Каменный венок - Страница 55
Совсем как с людьми. Чем более мельком их знаешь, тем одинаковее они тебе кажутся. И тем они тебе проще и понятнее... Побывает проездом в разных странах турист или бойкий журналист. "Ну как, - спросят у него, - что за народ неаполитанцы?" - "О-о, неаполитанцы? Это, я вам доложу, народ вот такой-то!" - "А шотландцы?" - "Ну-у, это совсем другое дело - они все вот какие!" И все ему, проездом, ясно. А вот спроси у него, что за народ в доме живет с ним рядом, бок о бок десять лет?.. Как тут сразу ответить? Разный ведь народ, всякие есть, да и в душу, пожалуй, не каждому влезешь!..
Вот на дорогу, оказывается, выходит под прямым углом разросшаяся старая еловая аллея: я и не заметила ее, проезжая.
Когда-то давно это была дорога от шоссе к старому хутору, она и кончается там, где был хутор. Аллея, как протянутая рука, приглашала сойти с дороги, указывала путь. Деревья и сейчас в конце обступили четырехугольником, заботливо загораживая от ветров и заносов место, где стоял хутор, сожженный войной.
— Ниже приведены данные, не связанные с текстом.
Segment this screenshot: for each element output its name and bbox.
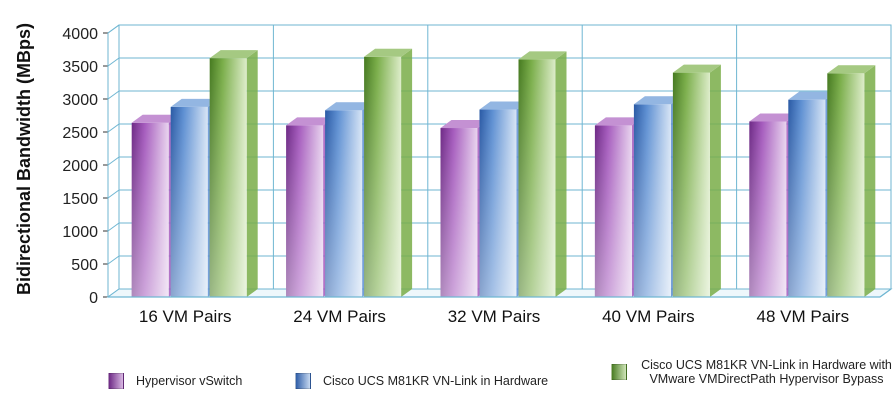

Что ж, старая, заросшая аллея выполнила то самое, что было задачей и смыслом ее долгой жизни, - указывать путь днем и непроглядной ночью, в слепящую метель - встречать у дороги и вести до самого дома людей, которые отогревались, спали, работали, умирали и родились тут, чтоб работать на хуторе, которого больше нет.
Бедная ты, никому давно не нужная аллея, все зовешь к сгоревшему дому, точно верная, глупая собака, которая все сидит на берегу и неотступно смотрит в воду - сторожит одежду давно утонувшего хозяина...
Памятник издалека был виден, он стоял на пригорке, вокруг которого шоссе обходило плавным поворотом. Надеясь сократить путь, я свернула с шоссе и пошла напрямик, по шуршавшему вереску, через пустошь.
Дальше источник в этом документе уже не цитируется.